Serving the San Diego Bridge Community

Florence Seltzer (1920-2019)
We are sad to report that Florence Newmark Seltzer passed away on Saturday, October 26 at age 99 from a cerebrovascular stroke. She was pre-deceased by her husband, Norman Seltzer, having celebrated 69 years of marriage. She leaves behind two children, 4 grandchildren and one great grandchild.

Ron Heller, a close friend and bridge partner, has this to say: I played on Fridays with Florence for 30 years. She was a remarkable bridge player until the very end. Her wit, extraordinary memory, and zest for life were evident. When she was at the bridge club, she was always noticed and she enjoyed holding court there. She had a few very close friends from the bridge world. Jill Seagren, her confidante and close friend, was with her almost constantly during her last 4 days reading to her and keeping her company. This past year she played regularly with Marty Bloomberg and was always searching for a good game. She will be missed by those who knew her. A fond farewell!

Larry Sherman shared these memories: Florence was probably my favorite opponent. She always sat in the North/South direction. If the movement was such that I missed her table I truly felt I had been short changed. She would have me bring her coffee, and in exchange paid me off in pretzels. I recall one time when she was leaving Adventures in Bridge when it was located on Mission Gorge Road after the game. As she backed her Caddy out of the parking space, I witnessed a collision between her and Bert Waxler. Surely a case of an elderly driver with a blind spot being hit by an elderly nearly blind driver. They each exited their vehicles and asked me to weigh in on who was at fault. I would sooner have been called to make a director ruling at a table of 4 screaming players than to have had to make judgement against either of these two. I will miss Florence a lot.
Lamya Agelidis also had a connection with Florence that not many others did: We have been patrons of the same hair and nail salon on Friars Rd for years and I would run into her every couple of months there. Florence had a standing appointment there on Saturday mornings, rain or shine. All the stylists loved her, talk about holding court there! More than once did I witness her charming all who surrounded her with her anecdotes and her life lessons. She was as elegant walking in as she was walking out of that salon. Nobody could believe that such a vivacious, life-loving, witty, smiley-eyed lady was in her late 90s. Florence, may you Rest In Peace.

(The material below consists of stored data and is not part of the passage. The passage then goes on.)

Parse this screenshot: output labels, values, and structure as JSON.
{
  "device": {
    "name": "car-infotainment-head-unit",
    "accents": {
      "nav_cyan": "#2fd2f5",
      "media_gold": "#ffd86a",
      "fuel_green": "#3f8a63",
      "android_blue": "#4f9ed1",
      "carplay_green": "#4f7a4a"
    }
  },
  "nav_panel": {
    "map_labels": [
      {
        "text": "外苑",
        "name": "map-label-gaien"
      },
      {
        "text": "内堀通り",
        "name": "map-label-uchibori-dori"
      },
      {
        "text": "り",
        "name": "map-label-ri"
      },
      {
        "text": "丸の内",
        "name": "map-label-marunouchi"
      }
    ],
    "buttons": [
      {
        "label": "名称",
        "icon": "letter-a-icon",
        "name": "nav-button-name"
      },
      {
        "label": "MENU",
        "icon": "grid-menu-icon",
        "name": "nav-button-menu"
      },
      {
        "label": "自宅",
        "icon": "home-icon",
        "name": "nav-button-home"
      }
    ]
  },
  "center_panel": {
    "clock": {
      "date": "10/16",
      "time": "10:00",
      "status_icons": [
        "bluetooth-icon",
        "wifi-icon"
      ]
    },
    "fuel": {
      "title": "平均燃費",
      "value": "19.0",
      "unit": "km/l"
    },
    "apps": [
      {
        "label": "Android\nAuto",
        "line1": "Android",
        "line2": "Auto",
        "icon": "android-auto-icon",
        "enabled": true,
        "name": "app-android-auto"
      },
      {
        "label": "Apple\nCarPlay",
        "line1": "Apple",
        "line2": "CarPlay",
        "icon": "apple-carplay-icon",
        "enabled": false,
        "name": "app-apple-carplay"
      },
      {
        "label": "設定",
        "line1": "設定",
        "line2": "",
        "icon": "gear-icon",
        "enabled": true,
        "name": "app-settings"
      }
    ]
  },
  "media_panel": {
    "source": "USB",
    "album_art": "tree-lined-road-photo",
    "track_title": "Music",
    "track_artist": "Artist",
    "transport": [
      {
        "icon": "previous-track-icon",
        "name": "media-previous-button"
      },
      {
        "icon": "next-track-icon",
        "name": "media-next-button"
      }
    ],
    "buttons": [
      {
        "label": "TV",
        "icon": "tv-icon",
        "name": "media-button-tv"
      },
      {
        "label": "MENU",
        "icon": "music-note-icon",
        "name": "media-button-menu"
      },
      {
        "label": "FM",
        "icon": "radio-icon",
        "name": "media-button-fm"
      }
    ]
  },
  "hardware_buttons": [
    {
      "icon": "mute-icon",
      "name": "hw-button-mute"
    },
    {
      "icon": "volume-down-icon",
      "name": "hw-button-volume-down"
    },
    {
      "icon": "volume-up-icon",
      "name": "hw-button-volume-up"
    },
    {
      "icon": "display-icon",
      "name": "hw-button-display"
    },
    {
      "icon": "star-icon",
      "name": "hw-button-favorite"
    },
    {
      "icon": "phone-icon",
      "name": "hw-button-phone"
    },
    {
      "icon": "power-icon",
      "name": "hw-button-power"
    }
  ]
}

Marty Bloomberg, another good friend of Florence's, contributed the following: I've known Florence and Norman since 1998 when Leila and I moved to San Diego. Florence and I were bridge partners for 10 years, playing several times a week for the last 4 or 5 years. Driving to bridge was always an educational experience, especially during the 30 minutes to Eastlake (her favorite club). First we discussed important news from the Wall Street Journal and Union Tribune which she read before 9:30 when I picked her up. She then gave me the the latest from the Economist and Bloomberg Magazine, pointing out articles I should read to discuss next week. Even towards the end when she was ill and I was visiting her, the first question she would utter was: "what's happening with the impeachment"? One of the memories I'd like to share is our birthday celebration ritual: She always wanted to pay when Leila and I took her to birthday dinners. I sort of lost - I paid for dinner and Florence left the tip. No point in arguing with her when she made her mind up. I got even--she took me for birthday dinners and I left the tip. That was Florence!

Florence was true to her husband's memory till the end. Norman remained the "love of her life" for ever, after 60 years of marriage. She passed as I know she wanted, her children and grandchildren all surviving her (very important) and she did not become an invalid. I assured those who asked if she was getting good care that her son Brian would accept nothing less. Brian assured me that she never suffered, was not in pain, and I think she was incapable of being depressed. Florence always drove home from bridge with the window down - she loved the wind and she loved life.

Jill Seagren shared her thoughts as well: I met Florence 19 years ago at AIB. We had an immediate connection and became fast friends outside of bridge. She was my role model: independent, smart, well educated, loved her family and did not cook. I started taking Florence out to lunch and they would last 4-5 hrs. We never ran out of issues to talk about. She was well connected in the Jewish community and we had many mutual friends and acquaintances. Florence graduated from SDSU and law school. She loved politics and fought for change in LGBT legislation. She was a devoted wife to Norman for 68 years. Mother to Brian and Eileen and grandmother to Jordan, Justin, and Matthew. I love and miss Florence.